Per conferire un peso specifico a quanto esposto, Red Hat ha invitato un panel composto da Sergio Novelli, Chief Information Officer, Agos e Vincenzo Marchese, Head of Cloud Adoption and Technology Architecture, Poste Italiane. Hanno preso parte anche Benedetta Lanna, Recruitment & Talent Acquisition, Poste Italiane, Michele Panigada, Direttore Information Technology, SIAE, Andrea Biscuola, Product Owner, Enel e Domenico Impelliccieri, Head of Fast Cloud ICT & SAP Services, Fastweb.
Open source, la nuova normalità
Per tracciare il manifesto Red Hat e vedere da vicino le opportunità offerte, è intervenuto Giorgio Galli, Senior Manager Solution Architecture Presales Team Italia, Red Hat.
L’azienda si fa interprete delle moderne esigenze di business e di uno scenario globale che vede le imprese sempre più affamate di prestazioni, flessibilità operativa e scalabilità di costi e architetture.
Secondo Red Hat, una infrastruttura multi-cloud ibrida e aperta può soddisfare ogni richiesta.
Il cloud ibrido è, oggi, la scelta migliore, con oltre il 63% delle realtà di rilievo che adottano questo tipo di soluzioni e un ulteriore 19% / 20% pronto a integrarlo nella strategia aziendale entro 24 mesi.

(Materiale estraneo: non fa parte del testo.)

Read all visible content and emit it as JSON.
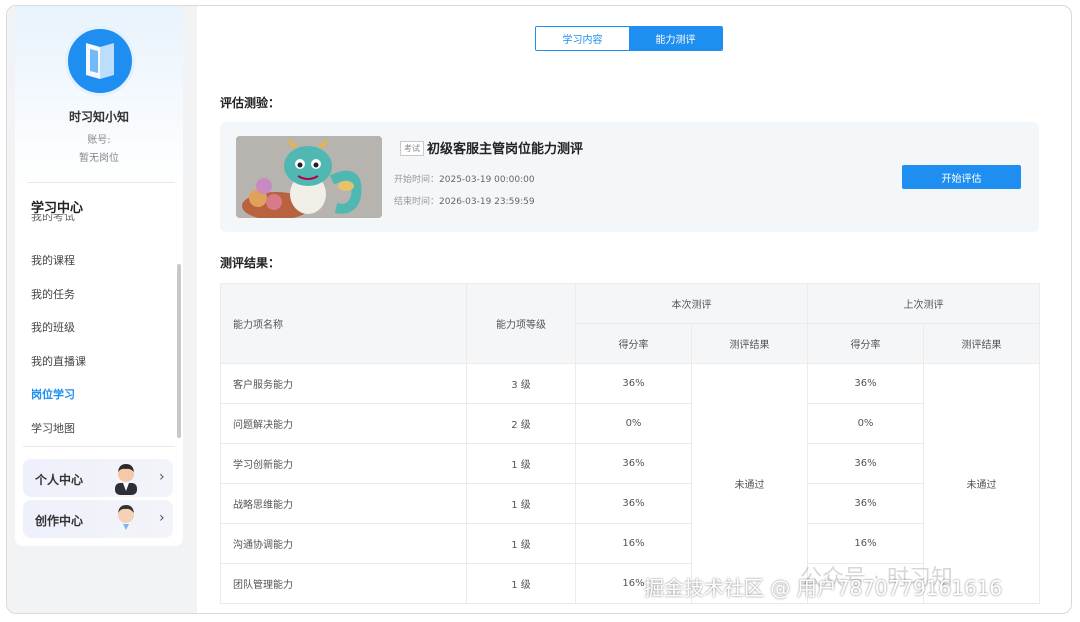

“In questo contesto – sottolinea Galli – la mission Red Hat è quella di costruire la migliore piattaforma a supporto del business. Missione che si concretizza con Enterprise Linux e Openshift. Quest’ultima è una piattaforma completa, che permette di gestire i carichi di lavoro, costruire App cloud native, sviluppare Insight a partire dai dati e molto altro.
Il sistema consente di realizzare hybrid multicluster, appoggiandosi a Red Hat Advanced Cluster Management for Kubernetes e la componente Cluster Security. Tutto questo in dialogo aperto con i singoli nodi server edge, i lavoratori remoti e il cloud, grazie a OpenShift”.
Proprio OpenShift offre una tra le più ampie possibilità di integrazione per una infrastruttura ibrida, grazie al dialogo con AWS, Azure, IBM Cloud, le soluzioni gestite dai partner, quelle dedicate e container on-premise.
In definitiva, il cloud ibrido aperto è la strategia consigliata da Red Hat per progettare, sviluppare e gestire un mix ibrido di applicazioni. Solo così è possibile ottenere un’esperienza cloud veramente flessibile con la velocità, la stabilità e la scalabilità richieste per la trasformazione del business digitale.